MedCoG: Maximizing LLM Inference Density in Medical Reasoning via Meta-Cognitive Regulation
Yu Zhao, Hao Guan, Yongcheng Jing, Ying Zhang, Dacheng Tao
TL;DR
MedCoG introduces a medical meta-cognition framework that regulates LLM reasoning to maximize inference density and efficiency. A Meta-Cognition Regulator assesses problem complexity, familiarity, and knowledge density to steer the Knowledge Executor toward Procedural (SCoT), Factual (KG verification), or Episodic (memory) knowledge, enabling on-demand reasoning. Two metrics, Inference Density and Inference Incremental Efficiency, quantify how effectively additional computation translates into performance gains, and experiments across five hard medical benchmarks show a 5.5x inference density improvement and superior accuracy. The Oracle study underscores the potential upper bound of meta-cognitive regulation, pointing to future work in adaptive calibration and knowledge evolution to further close the gap to ideal strategy selection.
Abstract
Large Language Models (LLMs) have shown strong potential in complex medical reasoning yet face diminishing gains under inference scaling laws. While existing studies augment LLMs with various knowledge types, it remains unclear how effectively the additional costs translate into accuracy. In this paper, we explore how meta-cognition of LLMs, i.e., their self-awareness of their own knowledge states, can regulate the reasoning process.
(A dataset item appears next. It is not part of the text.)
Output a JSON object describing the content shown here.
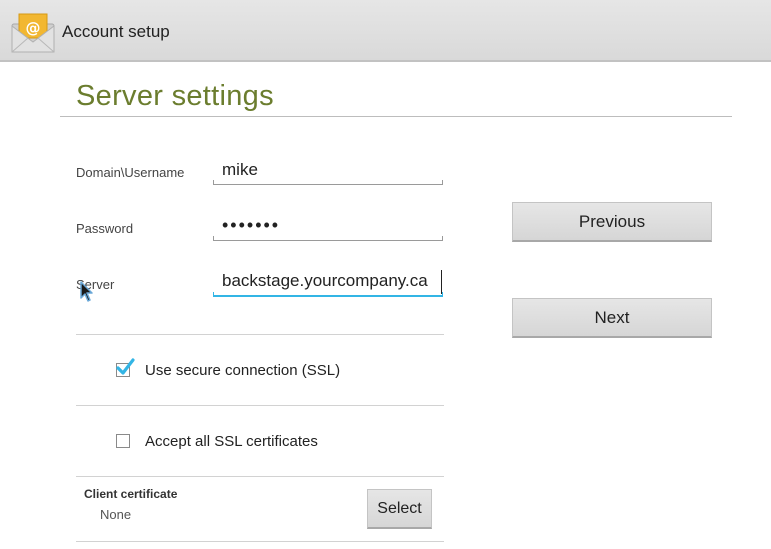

Specifically, we propose MedCoG, a Medical Meta-Cognition Agent with Knowledge Graph, where the meta-cognitive assessments of task complexity, familiarity, and knowledge density dynamically regulate utilization of procedural, episodic, and factual knowledge. The LLM-centric on-demand reasoning aims to mitigate scaling laws by (1) reducing costs via avoiding indiscriminate scaling, (2) improving accuracy via filtering out distractive knowledge. To validate this, we empirically characterize the scaling curve and introduce inference density to quantify inference efficiency, defined as the ratio of theoretically effective cost to actual cost. Experiments demonstrate the effectiveness and efficiency of MedCoG on five hard sets of medical benchmarks, yielding 5.5x inference density. Furthermore, the Oracle study highlights the significant potential of meta-cognitive regulation.